Aggregated data is analyzed by the SIEM in real time to spot potential security issues. Because multiple data sources are analyzed, the SIEM identifies threats by correlating information from more than one source. The SIEM then intelligently ranks the events in order of criticality.

Security administrators are commonly tasked with sifting through various event data to track down and remediate the source of a potential threat or simply acknowledge it and tune the analysis engine to mark the event as a benign occurrence. Doing this helps the SIEM software learn what is considered a true threat versus an event that merely looks suspicious.

When looking at SIEM from an MTTD and MTTR perspective, the tool excels at threat detection as it ingests security-related data from several sources. The problem, however, is that SIEMs are notorious for creating so many incident alerts that it becomes difficult for SecOps teams to know where to start. This can also lead to alert fatigue. Thus, from an MTTR view, SIEMs falter unless tools are continuously tuned to eliminate alerting glut.

What is SOAR?

While SIEM tools have been around for years, security orchestration, automation and response (SOAR) is the newer kid on the block. This security technology was designed to help businesses better organize internal and external threats and to help speed up the process of triage and incident resolution. SOAR uses AI to better prioritize incident alerts so that SecOps teams know which threats to work on first. SOAR also uses a concept known as playbooks -- prebuilt and automated remediation steps that initiate when certain thresholds are met.

An example of where SOAR can provide value is in malware containment. Unlike a traditional SIEM that can only detect and alert on a malware incident within a corporate network, a SOAR can use malware automation playbooks to identify and quarantine compromised devices without any human intervention.

In terms of MTTD and MTTR, SOAR does relatively little to improve on what SIEM can achieve from an MTTD perspective. With advancements in alert prioritization and AI-backed incident response playbooks, however, MTTR can be reduced significantly.

When looking at SOAR vs. SIEM, both aggregate security data from various sources, but the locations and quantity of information being sourced are different.

SOAR vs. SIEM: Key differences

When looking at SOAR vs. SIEM, both aggregate security data from various sources, but the locations and quantity of information being sourced are different. While SIEMs ingest various log and event data from traditional infrastructure component sources, SOARs do that and more. Plus, SOARs focus more on prioritizing alerts that are identified by various security tools, including SIEM. The other aspect is the use of AI and automation that SOARs use to resolve or contain issues, whereas SIEMs simply identify them.
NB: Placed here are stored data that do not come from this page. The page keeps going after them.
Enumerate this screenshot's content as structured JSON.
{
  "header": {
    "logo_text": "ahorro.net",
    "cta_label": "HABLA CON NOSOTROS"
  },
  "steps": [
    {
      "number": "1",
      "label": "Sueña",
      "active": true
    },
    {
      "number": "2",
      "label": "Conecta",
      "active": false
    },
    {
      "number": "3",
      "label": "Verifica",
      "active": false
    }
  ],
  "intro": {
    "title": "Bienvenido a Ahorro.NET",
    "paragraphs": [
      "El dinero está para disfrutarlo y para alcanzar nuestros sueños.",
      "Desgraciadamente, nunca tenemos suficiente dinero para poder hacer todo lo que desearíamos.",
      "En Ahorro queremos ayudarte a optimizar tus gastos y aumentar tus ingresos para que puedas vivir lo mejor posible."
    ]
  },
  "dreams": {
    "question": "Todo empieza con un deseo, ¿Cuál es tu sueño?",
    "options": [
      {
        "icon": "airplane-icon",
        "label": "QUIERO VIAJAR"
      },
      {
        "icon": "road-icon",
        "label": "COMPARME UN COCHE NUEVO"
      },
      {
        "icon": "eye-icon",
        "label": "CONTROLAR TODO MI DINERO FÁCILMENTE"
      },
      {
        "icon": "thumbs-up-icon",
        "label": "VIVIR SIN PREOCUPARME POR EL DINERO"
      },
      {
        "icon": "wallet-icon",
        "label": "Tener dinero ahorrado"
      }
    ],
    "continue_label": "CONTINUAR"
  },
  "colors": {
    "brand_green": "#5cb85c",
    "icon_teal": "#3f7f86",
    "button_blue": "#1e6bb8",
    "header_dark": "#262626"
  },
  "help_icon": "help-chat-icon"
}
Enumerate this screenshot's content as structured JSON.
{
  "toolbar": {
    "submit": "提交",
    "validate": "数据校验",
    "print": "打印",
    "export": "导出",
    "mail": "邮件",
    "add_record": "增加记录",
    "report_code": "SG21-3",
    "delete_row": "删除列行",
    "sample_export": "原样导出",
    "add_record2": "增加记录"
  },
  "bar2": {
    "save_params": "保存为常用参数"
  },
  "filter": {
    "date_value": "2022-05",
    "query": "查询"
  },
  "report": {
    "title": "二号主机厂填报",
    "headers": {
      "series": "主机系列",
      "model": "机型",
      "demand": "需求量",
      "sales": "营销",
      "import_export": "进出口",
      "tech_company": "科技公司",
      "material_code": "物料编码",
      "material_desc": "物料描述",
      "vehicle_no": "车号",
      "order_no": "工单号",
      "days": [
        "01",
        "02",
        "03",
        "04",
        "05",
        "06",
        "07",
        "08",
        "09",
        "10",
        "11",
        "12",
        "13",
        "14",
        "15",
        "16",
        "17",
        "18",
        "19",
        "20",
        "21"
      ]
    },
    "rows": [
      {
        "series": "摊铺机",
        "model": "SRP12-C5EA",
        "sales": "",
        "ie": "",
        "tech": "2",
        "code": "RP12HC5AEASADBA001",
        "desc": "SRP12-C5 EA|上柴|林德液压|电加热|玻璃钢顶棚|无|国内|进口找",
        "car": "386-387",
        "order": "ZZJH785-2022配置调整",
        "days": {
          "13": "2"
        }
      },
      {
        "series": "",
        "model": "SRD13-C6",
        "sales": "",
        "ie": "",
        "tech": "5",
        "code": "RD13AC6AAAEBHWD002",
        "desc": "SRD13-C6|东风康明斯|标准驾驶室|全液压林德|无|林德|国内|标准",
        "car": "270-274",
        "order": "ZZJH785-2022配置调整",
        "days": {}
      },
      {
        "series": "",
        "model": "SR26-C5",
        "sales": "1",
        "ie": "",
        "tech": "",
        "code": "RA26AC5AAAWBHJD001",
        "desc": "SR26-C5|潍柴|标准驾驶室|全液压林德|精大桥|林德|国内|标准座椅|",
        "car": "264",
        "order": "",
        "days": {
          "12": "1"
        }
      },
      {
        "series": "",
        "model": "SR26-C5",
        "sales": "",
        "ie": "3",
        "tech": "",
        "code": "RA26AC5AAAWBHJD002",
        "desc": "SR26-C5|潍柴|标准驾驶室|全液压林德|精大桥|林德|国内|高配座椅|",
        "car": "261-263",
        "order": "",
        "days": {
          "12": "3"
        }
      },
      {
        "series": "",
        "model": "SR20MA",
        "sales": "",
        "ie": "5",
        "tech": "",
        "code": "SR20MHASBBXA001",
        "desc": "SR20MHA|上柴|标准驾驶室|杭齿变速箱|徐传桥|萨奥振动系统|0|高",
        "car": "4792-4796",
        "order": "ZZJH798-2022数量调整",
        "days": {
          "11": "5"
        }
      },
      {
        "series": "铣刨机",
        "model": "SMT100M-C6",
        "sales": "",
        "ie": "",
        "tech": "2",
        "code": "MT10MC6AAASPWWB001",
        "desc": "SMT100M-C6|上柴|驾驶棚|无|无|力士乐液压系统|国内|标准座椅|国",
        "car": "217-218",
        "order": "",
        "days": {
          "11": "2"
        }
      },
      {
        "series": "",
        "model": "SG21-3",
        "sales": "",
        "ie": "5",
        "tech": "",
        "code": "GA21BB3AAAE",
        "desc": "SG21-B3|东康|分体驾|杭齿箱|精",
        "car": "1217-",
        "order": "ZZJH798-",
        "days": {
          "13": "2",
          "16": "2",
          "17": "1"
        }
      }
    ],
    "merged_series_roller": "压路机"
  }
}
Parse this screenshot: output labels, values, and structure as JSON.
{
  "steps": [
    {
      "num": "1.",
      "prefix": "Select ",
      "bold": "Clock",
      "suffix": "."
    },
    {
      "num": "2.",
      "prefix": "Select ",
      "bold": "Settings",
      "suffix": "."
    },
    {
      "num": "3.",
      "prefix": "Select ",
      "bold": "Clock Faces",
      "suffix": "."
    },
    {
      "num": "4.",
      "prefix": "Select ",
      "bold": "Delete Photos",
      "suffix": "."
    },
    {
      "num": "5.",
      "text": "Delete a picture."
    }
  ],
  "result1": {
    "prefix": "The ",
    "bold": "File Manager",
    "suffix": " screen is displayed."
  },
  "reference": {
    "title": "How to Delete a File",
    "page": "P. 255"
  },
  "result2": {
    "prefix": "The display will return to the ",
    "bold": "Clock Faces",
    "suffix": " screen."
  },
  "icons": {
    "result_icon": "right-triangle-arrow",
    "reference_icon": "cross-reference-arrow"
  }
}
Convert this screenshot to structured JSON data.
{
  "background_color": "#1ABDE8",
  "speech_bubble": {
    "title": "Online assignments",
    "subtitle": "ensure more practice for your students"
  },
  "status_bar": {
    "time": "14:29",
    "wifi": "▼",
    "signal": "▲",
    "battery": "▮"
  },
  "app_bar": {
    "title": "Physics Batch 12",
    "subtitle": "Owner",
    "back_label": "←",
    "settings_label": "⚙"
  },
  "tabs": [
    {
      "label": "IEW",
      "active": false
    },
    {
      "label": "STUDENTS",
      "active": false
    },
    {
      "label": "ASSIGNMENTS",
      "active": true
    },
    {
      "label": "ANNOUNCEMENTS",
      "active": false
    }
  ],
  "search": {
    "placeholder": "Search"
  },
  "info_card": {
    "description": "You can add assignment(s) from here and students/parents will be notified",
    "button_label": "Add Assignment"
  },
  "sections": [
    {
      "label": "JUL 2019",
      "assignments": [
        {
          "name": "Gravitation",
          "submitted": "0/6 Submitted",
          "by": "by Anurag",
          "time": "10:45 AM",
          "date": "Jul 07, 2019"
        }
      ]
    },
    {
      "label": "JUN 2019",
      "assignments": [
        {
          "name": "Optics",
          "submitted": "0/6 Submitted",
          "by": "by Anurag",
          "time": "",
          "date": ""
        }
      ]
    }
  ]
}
SOAR systems pull in information from external emerging threat intelligence feeds, endpoint security software and other third-party sources to get a better overall picture of the security landscape inside the network and out. SOARs take analytics to a different level by creating defined investigation paths to follow based on an alert. The intelligence benefits gained through superior analytics can then be translated into automated tasks to resolve issues on the security team's behalf, augmenting human analysts' efforts.

How SOAR and SIEM improve SecOps

Again, when comparing SOAR vs. SIEM, traditional SIEMs only provide the alert. After that, it's up to the SecOps team to determine the path of an investigation. SOARs that automate investigation path workflows can significantly cut down on the amount of time required to handle alerts. They also provide lessons about the security admin skill set required to complete an investigation path.

That said, SIEMs are good at aggregating and analyzing data for threat alerting purposes. For this reason, many enterprises choose to deploy both SIEM and SOAR. Combined, the two technologies deliver far lower MTTD and MTTR results.